ここに事故情報が登録されている状態は、取引を行うだけの信用がないとみなされ、ブラックリストに載っていると表現されます。つまり、債務整理を行うとカードローンからの新規借入やクレジットカードの発行などがしばらくの間できなくなるということです。

この事故情報が登録される期間は、債務整理の種類により異なっています。任意整理の場合は完済後約5年、個人再生は完済後5年から10年、自己破産は免責確定後5年から10年が目安となります。

任意整理は他の方法よりも一見すると短いように見えますが、手続き開始から返済完了まで概ね3年間は必要となるので、どの債務整理であっても社会的な信用を回復するまでにはかなりの時間が必要ということになります。

なお、信用情報機関に登録されている自身の情報は、個人でも情報開示により確認することが出来ます。債務整理による事故情報は、業者が登録するタイミングにより状況は変わってきます。

例えば、債務整理を行うという通知が届いた時点で登録する業者もあれば、債務整理をして残債を分割で支払うという和解が成立してから登録するケースもあります。このために、事故情報が削除されるまでの期間が変わってしまうのです。つまり、ブラックリストから消えるまでに何年かかるのかは事前には分からないということになります。

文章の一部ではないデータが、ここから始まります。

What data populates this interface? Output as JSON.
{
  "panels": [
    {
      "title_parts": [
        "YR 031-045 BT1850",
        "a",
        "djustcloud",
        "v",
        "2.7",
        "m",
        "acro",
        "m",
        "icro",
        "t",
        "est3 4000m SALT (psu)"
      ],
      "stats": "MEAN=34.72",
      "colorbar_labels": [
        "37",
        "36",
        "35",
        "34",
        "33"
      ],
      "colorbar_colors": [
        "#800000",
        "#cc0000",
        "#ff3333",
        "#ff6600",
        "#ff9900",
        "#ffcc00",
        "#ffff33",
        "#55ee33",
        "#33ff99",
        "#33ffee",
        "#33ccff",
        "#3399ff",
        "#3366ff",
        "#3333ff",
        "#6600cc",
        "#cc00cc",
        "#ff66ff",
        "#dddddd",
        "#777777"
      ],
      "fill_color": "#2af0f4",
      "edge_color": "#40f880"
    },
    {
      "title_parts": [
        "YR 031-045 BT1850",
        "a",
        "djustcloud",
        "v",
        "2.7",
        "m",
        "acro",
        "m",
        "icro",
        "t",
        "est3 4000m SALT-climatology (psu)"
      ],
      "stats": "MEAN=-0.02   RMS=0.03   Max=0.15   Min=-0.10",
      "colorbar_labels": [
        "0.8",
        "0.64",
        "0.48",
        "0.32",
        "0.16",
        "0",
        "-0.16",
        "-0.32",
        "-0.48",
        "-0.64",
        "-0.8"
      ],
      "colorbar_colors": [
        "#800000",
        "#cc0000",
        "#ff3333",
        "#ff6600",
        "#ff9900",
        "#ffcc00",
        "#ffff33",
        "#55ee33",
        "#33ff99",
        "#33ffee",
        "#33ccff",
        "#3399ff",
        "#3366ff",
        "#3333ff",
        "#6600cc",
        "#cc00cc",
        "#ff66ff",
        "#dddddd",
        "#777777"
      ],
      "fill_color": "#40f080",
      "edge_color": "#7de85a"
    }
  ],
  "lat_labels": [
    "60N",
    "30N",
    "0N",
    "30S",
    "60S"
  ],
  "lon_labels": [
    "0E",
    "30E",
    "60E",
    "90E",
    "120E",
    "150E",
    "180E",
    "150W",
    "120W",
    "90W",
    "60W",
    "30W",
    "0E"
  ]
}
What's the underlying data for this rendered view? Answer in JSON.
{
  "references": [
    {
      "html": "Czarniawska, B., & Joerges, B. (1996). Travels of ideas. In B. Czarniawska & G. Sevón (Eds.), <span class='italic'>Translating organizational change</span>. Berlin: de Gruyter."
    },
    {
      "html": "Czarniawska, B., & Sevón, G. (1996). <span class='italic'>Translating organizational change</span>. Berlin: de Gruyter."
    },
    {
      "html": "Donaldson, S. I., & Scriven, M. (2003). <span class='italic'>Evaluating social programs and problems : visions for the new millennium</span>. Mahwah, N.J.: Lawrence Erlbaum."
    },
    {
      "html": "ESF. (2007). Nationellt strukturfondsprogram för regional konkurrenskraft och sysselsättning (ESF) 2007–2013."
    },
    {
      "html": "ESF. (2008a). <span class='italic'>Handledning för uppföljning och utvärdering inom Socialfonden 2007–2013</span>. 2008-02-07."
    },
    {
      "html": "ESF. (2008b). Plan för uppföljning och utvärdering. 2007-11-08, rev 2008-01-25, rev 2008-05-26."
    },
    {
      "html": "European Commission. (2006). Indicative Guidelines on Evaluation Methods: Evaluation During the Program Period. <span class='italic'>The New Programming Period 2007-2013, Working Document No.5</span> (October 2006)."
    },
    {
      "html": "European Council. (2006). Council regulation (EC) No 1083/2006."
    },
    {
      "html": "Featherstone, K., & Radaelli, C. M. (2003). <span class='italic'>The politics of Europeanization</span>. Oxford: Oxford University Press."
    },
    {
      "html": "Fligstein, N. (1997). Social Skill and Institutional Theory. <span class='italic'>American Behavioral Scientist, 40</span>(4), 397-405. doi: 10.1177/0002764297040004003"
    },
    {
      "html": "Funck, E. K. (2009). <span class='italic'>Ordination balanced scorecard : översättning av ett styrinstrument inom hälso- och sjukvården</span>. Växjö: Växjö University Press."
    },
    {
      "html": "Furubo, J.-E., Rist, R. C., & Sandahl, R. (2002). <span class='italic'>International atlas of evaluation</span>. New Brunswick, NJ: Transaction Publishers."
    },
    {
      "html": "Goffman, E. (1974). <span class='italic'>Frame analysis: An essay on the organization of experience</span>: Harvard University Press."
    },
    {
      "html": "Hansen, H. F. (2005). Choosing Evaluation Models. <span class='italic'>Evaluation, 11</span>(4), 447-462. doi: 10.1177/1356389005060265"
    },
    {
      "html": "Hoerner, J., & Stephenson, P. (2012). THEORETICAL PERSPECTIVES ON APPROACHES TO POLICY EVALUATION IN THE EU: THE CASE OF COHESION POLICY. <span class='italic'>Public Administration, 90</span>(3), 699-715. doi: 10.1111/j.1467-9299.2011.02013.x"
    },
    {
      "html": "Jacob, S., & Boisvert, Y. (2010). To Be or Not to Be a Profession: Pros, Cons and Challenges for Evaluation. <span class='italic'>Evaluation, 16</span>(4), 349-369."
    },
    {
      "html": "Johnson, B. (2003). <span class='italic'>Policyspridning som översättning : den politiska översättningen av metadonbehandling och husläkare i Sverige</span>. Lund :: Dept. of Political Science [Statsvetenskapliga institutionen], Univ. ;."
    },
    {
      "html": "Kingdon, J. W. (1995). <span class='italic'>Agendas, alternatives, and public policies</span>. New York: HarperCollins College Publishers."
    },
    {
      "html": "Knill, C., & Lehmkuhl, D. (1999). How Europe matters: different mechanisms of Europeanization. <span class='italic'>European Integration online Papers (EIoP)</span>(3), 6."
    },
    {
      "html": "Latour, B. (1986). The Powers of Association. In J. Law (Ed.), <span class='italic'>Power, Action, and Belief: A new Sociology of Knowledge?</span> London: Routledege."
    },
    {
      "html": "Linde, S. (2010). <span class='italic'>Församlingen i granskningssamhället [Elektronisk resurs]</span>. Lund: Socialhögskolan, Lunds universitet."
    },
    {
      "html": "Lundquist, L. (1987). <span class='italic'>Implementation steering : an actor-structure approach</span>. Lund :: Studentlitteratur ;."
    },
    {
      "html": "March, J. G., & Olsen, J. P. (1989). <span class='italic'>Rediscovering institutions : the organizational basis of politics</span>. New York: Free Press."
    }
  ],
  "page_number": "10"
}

このために、債務整理をしてから5年が経過した時点で、信用情報機関への情報開示により状況を確認しておくことが推奨されます。これにより、ブラック状態でのカード申し込みを行い、断られてしまうという事態を防ぐことが出来ます。

信用情報機関への情報開示は、パソコンやスマートフォン、携帯電話などのインターネット、郵送、窓口と複数の方法が用意されています。インターネット開示は、毎日午前8時から午後9時まで受け付けており、クレジットなどの契約に利用された発信番号を通知できる電話と手数料1000円が必要となります。

郵送による申し込みは、運転免許証や健康保険証などの身分証明書のコピー1点と住民票か印鑑証明書のどちらか、さらにゆうちょ銀行で発行の定額小為替証書1000円が必要で、10日程度で開示報告書が到着します。

窓口からの申し込みは平日のみで、受け付け時間は午前10時から午後12時までと午後1時から午後4時までです。必要書類は運転免許証、運転経歴証明書、写真付き各種障害者手帳、在留カード、特別永住者証明書、写真付き住民基本台帳カードの内1点か、各種健康保険証、各種年金手帳、戸籍抄本又は戸籍謄本、印鑑登録証明書の内の2点で、手数料は500円です。